Juan Sin Miedo se paró un buen día, haciendo uso de sus derechos, ante las Cortes del mundo.
Se le preguntó cuál era su problema.
—Vengo a acusar —respondió Juan Sin Miedo— al Sistema.
—¿Al Sistema? —se extrañó el juez.
—¿De qué lo acusas?
—De estar aniquilando al hombre —respondió Juan serenamente—, y continuó: De estar propiciando la ambición desmedida e irrestricta, la corrupción, la lucha sin escrúpulos por el poder y por el dinero, y de estar asesinando al verdadero espíritu humano, al amor, a la generosidad, y de estar convirtiendo al hombre, con todo ello, en un ser monstruoso y deforme.
La acusación levantó un murmullo de enfado y disgusto entre los asistentes y en todos los rostros se dibujó la maldad de una sonrisa burlona y despectiva.
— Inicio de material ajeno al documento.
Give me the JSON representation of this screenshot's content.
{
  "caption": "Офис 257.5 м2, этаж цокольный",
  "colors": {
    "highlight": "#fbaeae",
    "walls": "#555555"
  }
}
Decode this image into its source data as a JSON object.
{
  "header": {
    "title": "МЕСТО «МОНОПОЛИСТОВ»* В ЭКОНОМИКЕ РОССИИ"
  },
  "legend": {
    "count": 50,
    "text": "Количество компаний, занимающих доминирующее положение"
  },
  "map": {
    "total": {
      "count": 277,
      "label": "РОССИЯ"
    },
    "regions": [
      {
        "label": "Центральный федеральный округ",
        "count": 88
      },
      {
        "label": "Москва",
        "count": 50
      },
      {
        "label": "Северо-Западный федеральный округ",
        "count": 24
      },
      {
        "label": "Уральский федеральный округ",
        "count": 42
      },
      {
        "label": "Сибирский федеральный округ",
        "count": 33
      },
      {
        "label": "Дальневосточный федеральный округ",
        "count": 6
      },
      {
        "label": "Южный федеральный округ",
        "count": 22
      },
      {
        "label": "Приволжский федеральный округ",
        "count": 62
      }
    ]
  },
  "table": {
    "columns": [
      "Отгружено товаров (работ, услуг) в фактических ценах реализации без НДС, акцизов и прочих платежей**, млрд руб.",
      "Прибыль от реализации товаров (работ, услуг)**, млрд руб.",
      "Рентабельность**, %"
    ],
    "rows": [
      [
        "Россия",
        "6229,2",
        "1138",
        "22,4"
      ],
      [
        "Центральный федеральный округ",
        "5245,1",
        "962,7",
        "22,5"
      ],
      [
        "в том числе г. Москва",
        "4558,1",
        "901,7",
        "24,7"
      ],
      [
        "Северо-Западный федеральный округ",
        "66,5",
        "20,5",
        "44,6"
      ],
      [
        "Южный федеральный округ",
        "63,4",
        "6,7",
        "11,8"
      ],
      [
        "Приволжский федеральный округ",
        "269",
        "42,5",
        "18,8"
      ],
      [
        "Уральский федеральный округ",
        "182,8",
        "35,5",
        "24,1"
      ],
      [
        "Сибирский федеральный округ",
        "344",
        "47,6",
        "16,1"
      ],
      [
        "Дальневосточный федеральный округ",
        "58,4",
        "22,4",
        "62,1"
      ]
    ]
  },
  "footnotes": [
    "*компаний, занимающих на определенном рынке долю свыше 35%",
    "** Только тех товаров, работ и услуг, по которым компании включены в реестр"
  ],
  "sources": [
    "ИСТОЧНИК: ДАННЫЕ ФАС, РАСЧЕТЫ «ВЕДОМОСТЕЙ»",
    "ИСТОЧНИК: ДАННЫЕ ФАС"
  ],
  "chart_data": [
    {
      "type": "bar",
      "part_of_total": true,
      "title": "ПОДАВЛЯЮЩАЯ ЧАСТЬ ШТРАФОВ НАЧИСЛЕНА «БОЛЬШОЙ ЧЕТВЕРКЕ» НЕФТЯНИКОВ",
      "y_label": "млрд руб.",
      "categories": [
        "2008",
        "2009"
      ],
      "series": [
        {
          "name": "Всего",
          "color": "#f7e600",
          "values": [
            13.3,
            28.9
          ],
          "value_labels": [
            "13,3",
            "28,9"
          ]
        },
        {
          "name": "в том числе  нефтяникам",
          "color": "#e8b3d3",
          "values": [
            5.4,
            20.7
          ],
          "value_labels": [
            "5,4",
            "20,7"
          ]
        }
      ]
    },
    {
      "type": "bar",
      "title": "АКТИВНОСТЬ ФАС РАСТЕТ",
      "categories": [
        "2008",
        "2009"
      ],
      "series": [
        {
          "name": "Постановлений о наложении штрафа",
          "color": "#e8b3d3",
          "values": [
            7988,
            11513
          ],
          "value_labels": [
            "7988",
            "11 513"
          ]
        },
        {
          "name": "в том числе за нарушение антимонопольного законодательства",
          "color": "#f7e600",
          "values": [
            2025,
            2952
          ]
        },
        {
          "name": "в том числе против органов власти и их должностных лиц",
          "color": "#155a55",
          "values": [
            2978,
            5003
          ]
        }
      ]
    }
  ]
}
El juez, sin embargo, que era un anciano bueno dentro del Sistema, buscó en todos los códigos penales del mundo por ver si alguno de ellos tipificaba semejantes delitos.
No los encontró.
Decidió, por tanto, que la acusación no procedía, «por falta de méritos», y dictó su sentencia absolutoria.
Juan Sin Miedo había olvidado algo esencial: el Sistema rehúye tipificar delitos que puedan ser cometidos por el Sistema mismo.